Sounds right, although honestly I'm not experienced enough to match my application with the precise meaning of "prediction interval". If we conduct N measurements of random variable x having a zero mean, and compute a histogram of the results, I want to compute the width of the histogram. I don't actually have the N measurements (otherwise I'd simply plot the histogram and measure it), but let's say I want to predict the histogram's width if I WERE to conduct N measurements. Is there any math to compute the histogram's width, which I assume requires one to provide given some confidence level or probability?

Hi BGM, Yes, I want to predict (sample maximum - sample minimum), where sample maximum is the largest POSITIVE value of x measured, and sample minimum is the largest NEGATIVE value of x measured (e.g. the mean is zero).
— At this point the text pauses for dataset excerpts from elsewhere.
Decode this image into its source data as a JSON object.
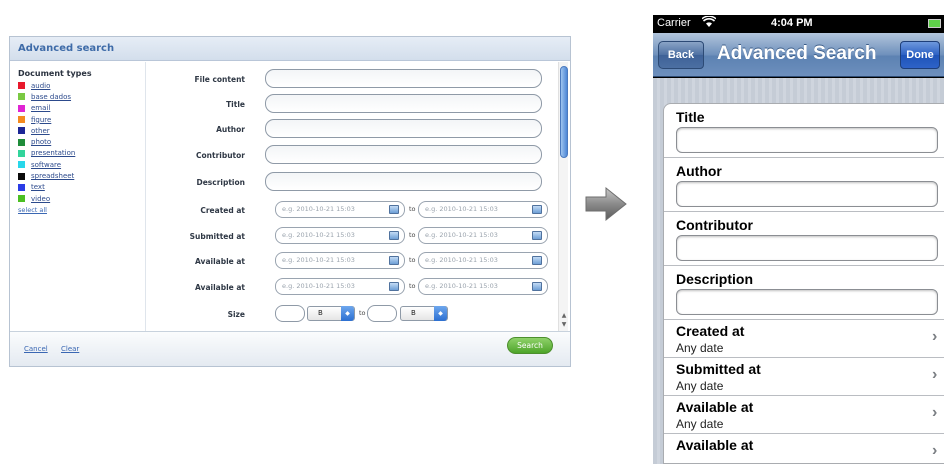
{
  "web": {
    "header_title": "Advanced search",
    "doc_types": {
      "heading": "Document types",
      "items": [
        {
          "label": "audio",
          "color": "#e8192c"
        },
        {
          "label": "base dados",
          "color": "#7ac943"
        },
        {
          "label": "email",
          "color": "#e024d3"
        },
        {
          "label": "figure",
          "color": "#f48a1f"
        },
        {
          "label": "other",
          "color": "#1c2696"
        },
        {
          "label": "photo",
          "color": "#1f8c3a"
        },
        {
          "label": "presentation",
          "color": "#32d49b"
        },
        {
          "label": "software",
          "color": "#28d7ea"
        },
        {
          "label": "spreadsheet",
          "color": "#0b0b0b"
        },
        {
          "label": "text",
          "color": "#2a3ce6"
        },
        {
          "label": "video",
          "color": "#4bbf22"
        }
      ],
      "select_all": "select all"
    },
    "fields": {
      "file_content": "File content",
      "title": "Title",
      "author": "Author",
      "contributor": "Contributor",
      "description": "Description",
      "created_at": "Created at",
      "submitted_at": "Submitted at",
      "available_at_1": "Available at",
      "available_at_2": "Available at",
      "size": "Size"
    },
    "date_placeholder": "e.g. 2010-10-21 15:03",
    "to_label": "to",
    "size_unit": "B",
    "footer": {
      "cancel": "Cancel",
      "clear": "Clear",
      "search": "Search"
    },
    "accent_color": "#3e6ba8",
    "search_button_color": "#4ea52a"
  },
  "phone": {
    "status": {
      "carrier": "Carrier",
      "time": "4:04 PM"
    },
    "navbar": {
      "back": "Back",
      "title": "Advanced Search",
      "done": "Done"
    },
    "text_fields": [
      "Title",
      "Author",
      "Contributor",
      "Description"
    ],
    "date_rows": [
      {
        "label": "Created at",
        "value": "Any date"
      },
      {
        "label": "Submitted at",
        "value": "Any date"
      },
      {
        "label": "Available at",
        "value": "Any date"
      },
      {
        "label": "Available at",
        "value": ""
      }
    ],
    "navbar_color": "#6d8fbb",
    "done_color": "#2d61c4"
  }
}
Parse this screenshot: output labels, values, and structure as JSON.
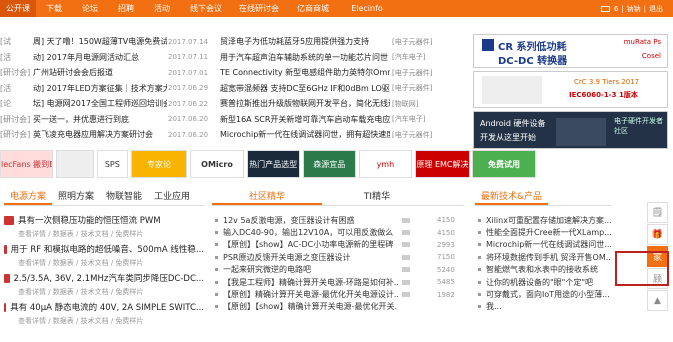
{
  "nav": {
    "items": [
      "公开课",
      "下载",
      "论坛",
      "招聘",
      "活动",
      "线下会议",
      "在线研讨会",
      "亿商商城",
      "Elecinfo"
    ],
    "active": 0
  },
  "user": {
    "count": "6",
    "name": "钠钠",
    "logout": "退出"
  },
  "news": [
    {
      "tag": "[试",
      "title": "周] 天了噜！150W超薄TV电源免费试用",
      "date": "2017.07.14",
      "title2": "贸泽电子为低功耗蓝牙5应用提供强力支持",
      "cat": "[电子元器件]"
    },
    {
      "tag": "[活",
      "title": "动] 2017年月电源网活动汇总",
      "date": "2017.07.11",
      "title2": "用于汽车超声泊车辅助系统的单一功能芯片问世",
      "cat": "[汽车电子]"
    },
    {
      "tag": "[研讨会]",
      "title": "广州站研讨会会后报道",
      "date": "2017.07.01",
      "title2": "TE Connectivity 新型电感组件助力英特尔Omni-Path架构",
      "cat": "[电子元器件]"
    },
    {
      "tag": "[活",
      "title": "动] 2017年LED方案征集｜技术方案大...",
      "date": "2017.06.29",
      "title2": "超宽带混频器 支持DC至6GHz IF和0dBm LO驱动功率",
      "cat": "[电子元器件]"
    },
    {
      "tag": "[论",
      "title": "坛] 电源网2017全国工程师巡回培训会会...",
      "date": "2017.06.22",
      "title2": "赛普拉斯推出升级版物联网开发平台，简化无线连接设计",
      "cat": "[物联网]"
    },
    {
      "tag": "[研讨会]",
      "title": "买一送一，并优惠进行到底",
      "date": "2017.06.20",
      "title2": "新型16A SCR开关新增可靠汽车启动车载充电应用进行了优化",
      "cat": "[汽车电子]"
    },
    {
      "tag": "[研讨会]",
      "title": "英飞凌充电器应用解决方案研讨会",
      "date": "2017.06.20",
      "title2": "Microchip新一代在线调试器问世，拥有超快速度和灵活性",
      "cat": "[电子元器件]"
    }
  ],
  "ads": {
    "ad1_title": "CR 系列低功耗",
    "ad1_sub": "DC-DC 转换器",
    "ad1_brands": [
      "muRata Ps",
      "Cosel"
    ],
    "ad2_text": "CrC 3.9 Tiers 2017",
    "ad2_sub": "IEC6060-1-3 1版本",
    "ad3_line1": "Android 硬件设备",
    "ad3_line2": "开发从这里开始",
    "ad3_side": "电子硬件开发者社区"
  },
  "banners": [
    "電源寶 ElecFans 搬到ElecFans",
    "",
    "SPS",
    "专家论",
    "OMicro",
    "热门产品选型",
    "森源宜品",
    "ymh",
    "电路原理 EMC解决方案",
    "免费试用"
  ],
  "tabs_left": [
    "电源方案",
    "照明方案",
    "物联智能",
    "工业应用"
  ],
  "tabs_mid": [
    "社区精华",
    "TI精华"
  ],
  "tab_right": "最新技术&产品",
  "solutions": [
    {
      "title": "具有一次侧稳压功能的恒压恒流 PWM",
      "sub": "查看详情 / 数据表 / 技术文档 / 免费样片"
    },
    {
      "title": "用于 RF 和模拟电路的超低噪音、500mA 线性稳...",
      "sub": "查看详情 / 数据表 / 技术文档 / 免费样片"
    },
    {
      "title": "2.5/3.5A, 36V, 2.1MHz汽车类同步降压DC-DC...",
      "sub": "查看详情 / 数据表 / 技术文档 / 免费样片"
    },
    {
      "title": "具有 40μA 静态电流的 40V, 2A SIMPLE SWITC...",
      "sub": "查看详情 / 数据表 / 技术文档 / 免费样片"
    }
  ],
  "community": [
    {
      "title": "12v 5a反激电源，变压器设计有困惑",
      "count": "4150"
    },
    {
      "title": "输入DC40-90，输出12V10A，可以用反激做么",
      "count": "4150"
    },
    {
      "title": "【原创】【show】AC-DC小功率电源新的里程碑",
      "count": "2993"
    },
    {
      "title": "PSR原边反馈开关电源之变压器设计",
      "count": "7150"
    },
    {
      "title": "一起来研究微逆的电路吧",
      "count": "5240"
    },
    {
      "title": "【我是工程师】精确计算开关电源-环路是如何补...",
      "count": "5485"
    },
    {
      "title": "【原创】精确计算开关电源-最优化开关电源设计...",
      "count": "1982"
    },
    {
      "title": "【原创】【show】精确计算开关电源-最优化开关...",
      "count": ""
    }
  ],
  "latest": [
    "Xilinx可重配置存储加速解决方案...",
    "性能全面提升Cree新一代XLamp...",
    "Microchip新一代在线调试器问世...",
    "将环境数据传到手机 贸泽开售OM...",
    "智能燃气表和水表中的接收系统",
    "让你的机器设备的\"眼\"个定\"吧",
    "可穿戴式，面向IoT用途的小型薄...",
    "我..."
  ],
  "sidebar": [
    "🗒",
    "🎁",
    "家",
    "顾",
    "▲"
  ]
}
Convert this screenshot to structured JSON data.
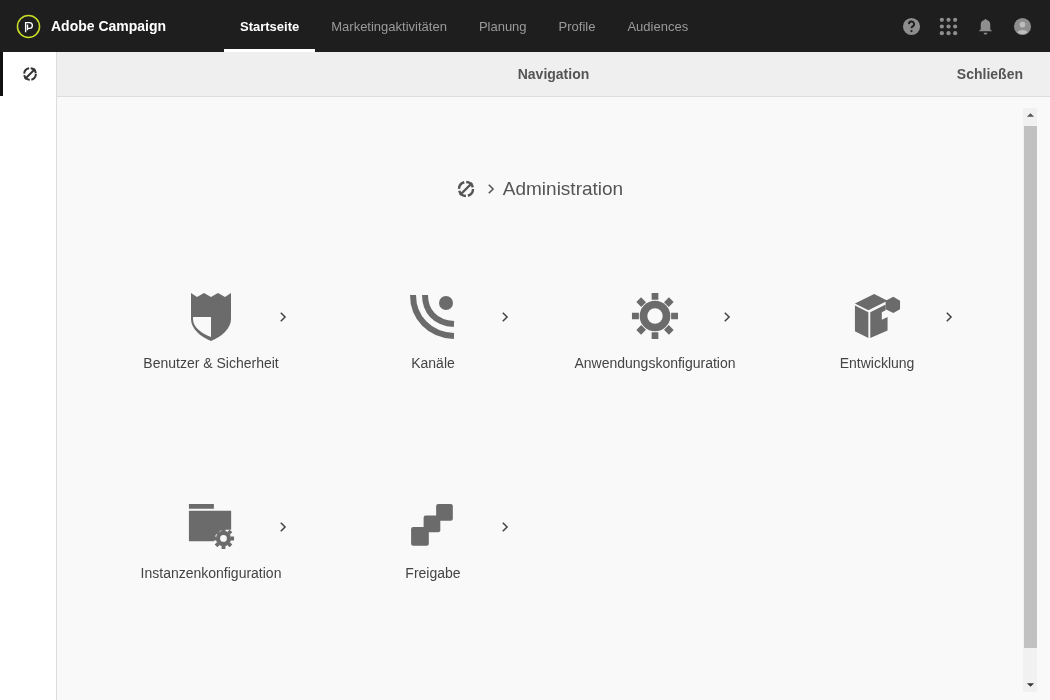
{
  "app": {
    "title": "Adobe Campaign"
  },
  "tabs": [
    {
      "label": "Startseite",
      "selected": true
    },
    {
      "label": "Marketingaktivitäten",
      "selected": false
    },
    {
      "label": "Planung",
      "selected": false
    },
    {
      "label": "Profile",
      "selected": false
    },
    {
      "label": "Audiences",
      "selected": false
    }
  ],
  "panel": {
    "title": "Navigation",
    "close": "Schließen",
    "breadcrumb": "Administration"
  },
  "tiles": [
    {
      "label": "Benutzer & Sicherheit"
    },
    {
      "label": "Kanäle"
    },
    {
      "label": "Anwendungskonfiguration"
    },
    {
      "label": "Entwicklung"
    },
    {
      "label": "Instanzenkonfiguration"
    },
    {
      "label": "Freigabe"
    }
  ]
}
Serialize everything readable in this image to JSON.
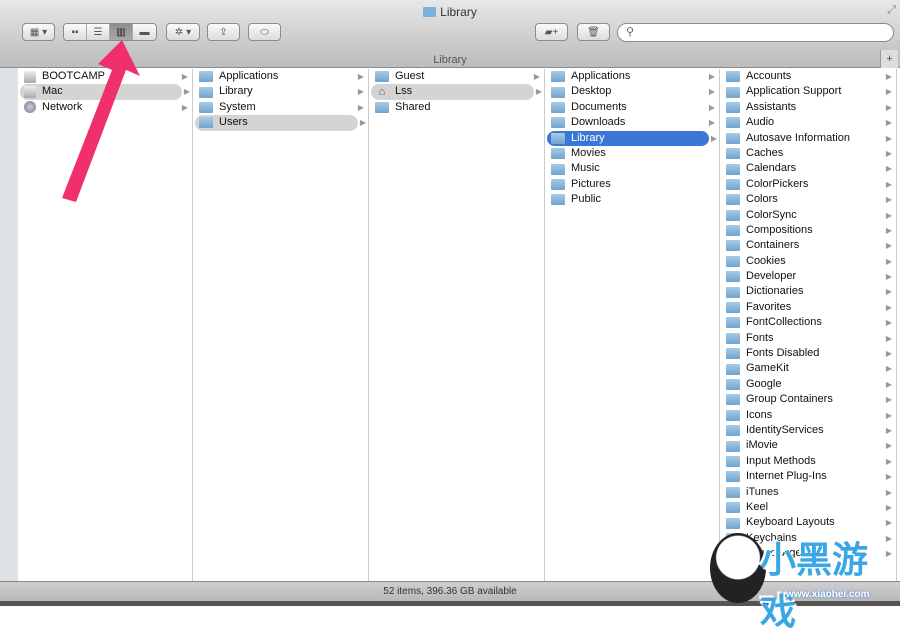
{
  "window": {
    "title": "Library",
    "path_label": "Library"
  },
  "toolbar": {
    "arrange": "▦ ▾",
    "views": [
      "▪▪",
      "☰",
      "▥",
      "▬"
    ],
    "action": "✲ ▾",
    "share": "⇪",
    "tags": "⬭",
    "new_folder": "▰+",
    "trash": "🗑",
    "search_placeholder": "",
    "search_icon": "⚲",
    "fullscreen": "⤢",
    "add": "+"
  },
  "columns": [
    {
      "items": [
        {
          "label": "BOOTCAMP",
          "icon": "disk"
        },
        {
          "label": "Mac",
          "icon": "disk",
          "state": "sel"
        },
        {
          "label": "Network",
          "icon": "net"
        }
      ]
    },
    {
      "items": [
        {
          "label": "Applications"
        },
        {
          "label": "Library"
        },
        {
          "label": "System"
        },
        {
          "label": "Users",
          "state": "sel"
        }
      ]
    },
    {
      "items": [
        {
          "label": "Guest"
        },
        {
          "label": "Lss",
          "icon": "home",
          "state": "sel"
        },
        {
          "label": "Shared"
        }
      ]
    },
    {
      "items": [
        {
          "label": "Applications"
        },
        {
          "label": "Desktop"
        },
        {
          "label": "Documents"
        },
        {
          "label": "Downloads"
        },
        {
          "label": "Library",
          "state": "act"
        },
        {
          "label": "Movies"
        },
        {
          "label": "Music"
        },
        {
          "label": "Pictures"
        },
        {
          "label": "Public"
        }
      ]
    },
    {
      "items": [
        {
          "label": "Accounts"
        },
        {
          "label": "Application Support"
        },
        {
          "label": "Assistants"
        },
        {
          "label": "Audio"
        },
        {
          "label": "Autosave Information"
        },
        {
          "label": "Caches"
        },
        {
          "label": "Calendars"
        },
        {
          "label": "ColorPickers"
        },
        {
          "label": "Colors"
        },
        {
          "label": "ColorSync"
        },
        {
          "label": "Compositions"
        },
        {
          "label": "Containers"
        },
        {
          "label": "Cookies"
        },
        {
          "label": "Developer"
        },
        {
          "label": "Dictionaries"
        },
        {
          "label": "Favorites"
        },
        {
          "label": "FontCollections"
        },
        {
          "label": "Fonts"
        },
        {
          "label": "Fonts Disabled"
        },
        {
          "label": "GameKit"
        },
        {
          "label": "Google"
        },
        {
          "label": "Group Containers"
        },
        {
          "label": "Icons"
        },
        {
          "label": "IdentityServices"
        },
        {
          "label": "iMovie"
        },
        {
          "label": "Input Methods"
        },
        {
          "label": "Internet Plug-Ins"
        },
        {
          "label": "iTunes"
        },
        {
          "label": "Keel"
        },
        {
          "label": "Keyboard Layouts"
        },
        {
          "label": "Keychains"
        },
        {
          "label": "LaunchAgents"
        }
      ]
    }
  ],
  "status": "52 items, 396.36 GB available",
  "watermark": {
    "brand": "小黑游戏",
    "url": "www.xiaohei.com"
  },
  "colors": {
    "selection": "#3a77d6",
    "arrow": "#f0306a"
  }
}
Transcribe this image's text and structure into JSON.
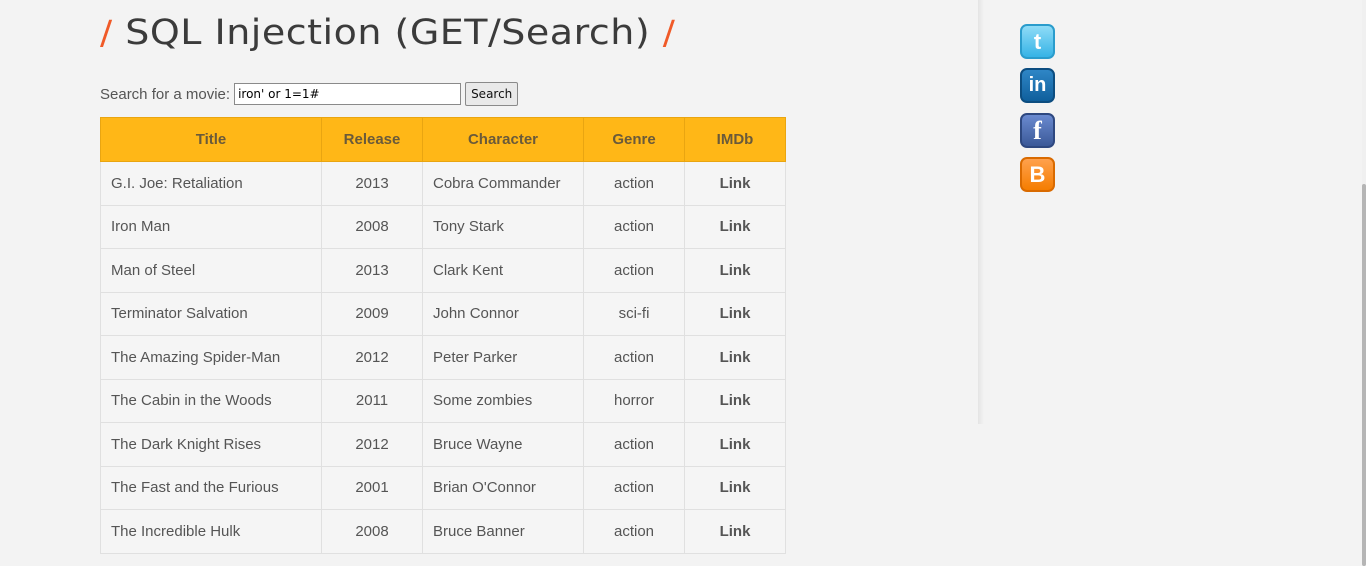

I assume a symmetrical distribution, so the absolute value of both of these values should be equal (and I'll multiply this value by 2 to get my final peak-to-peak result).

Why are you using the normal distribution?

The nature of the random variable is random (e.g. thermal noise).

The nature of the random variable is random (e.g. thermal noise).
I dont know anything about thermal noise but why does that make it normal?

Wikipedia says:
In probability theory, the normal (or Gaussian) distribution is a continuous probability distribution that is often used as a first approximation to describe real-valued random variables that tend to cluster around a single mean value.

This to me implies that data distributed this way is not random.

There are several tests for normality that you can use to prove it.

This to me implies that data distributed this way is not random.
What? Are you saying that data that is distributed like a normal distribution isn't random?

There are several tests for normality that you can use to prove it.[/QUOTE]

Typically you can't 'prove' normality. You can provide evidence against the idea the the distribution is normal but there isn't a very good way to provide evidence that the distribution is normal. Given the sample size even if the data is almost exactly normal, if it isn't perfectly normally distributed then it will fail basically any test of normality.

By the way - a lot of times 'noise' does tend to follow an approximate normal distribution.

Even if the noise is perfectly not Gaussian (or Normally distributed), by the central limit theorem, as the number of independent noise sources increase, the resulting distribution converges to Gaussian, and more so as the number of samples increases.

Since you have a very large sample size, you may use some asymptotic theory to get
an approximation.

You may go to search for the book written by H.A. David. Also you may search for the
extreme value theory. Sorry I have very limited knowledge in order statistics, which
cannot help much.

Normal distribution implies some kind of weighting around a central point. Can that occur and still be "random"?

My understanding of clt is that the underlying process that produces the noise cannot be non-stationary.

Normal distribution implies some kind of weighting around a central point. Can that occur and still be "random"?
I think you're confused as to what "random" means. You might be thinking that "random" implies some sort of uniform distribution. That is not the case.

Why do you think that?

Because you don't think that data can be created by a random process and still end up having a weighting around a central point? It's very possible that I'm misunderstanding you but why don't you explain to me why you think that.

By saying noise is normally distributed you are implying a distribution of some characteristic of the noise.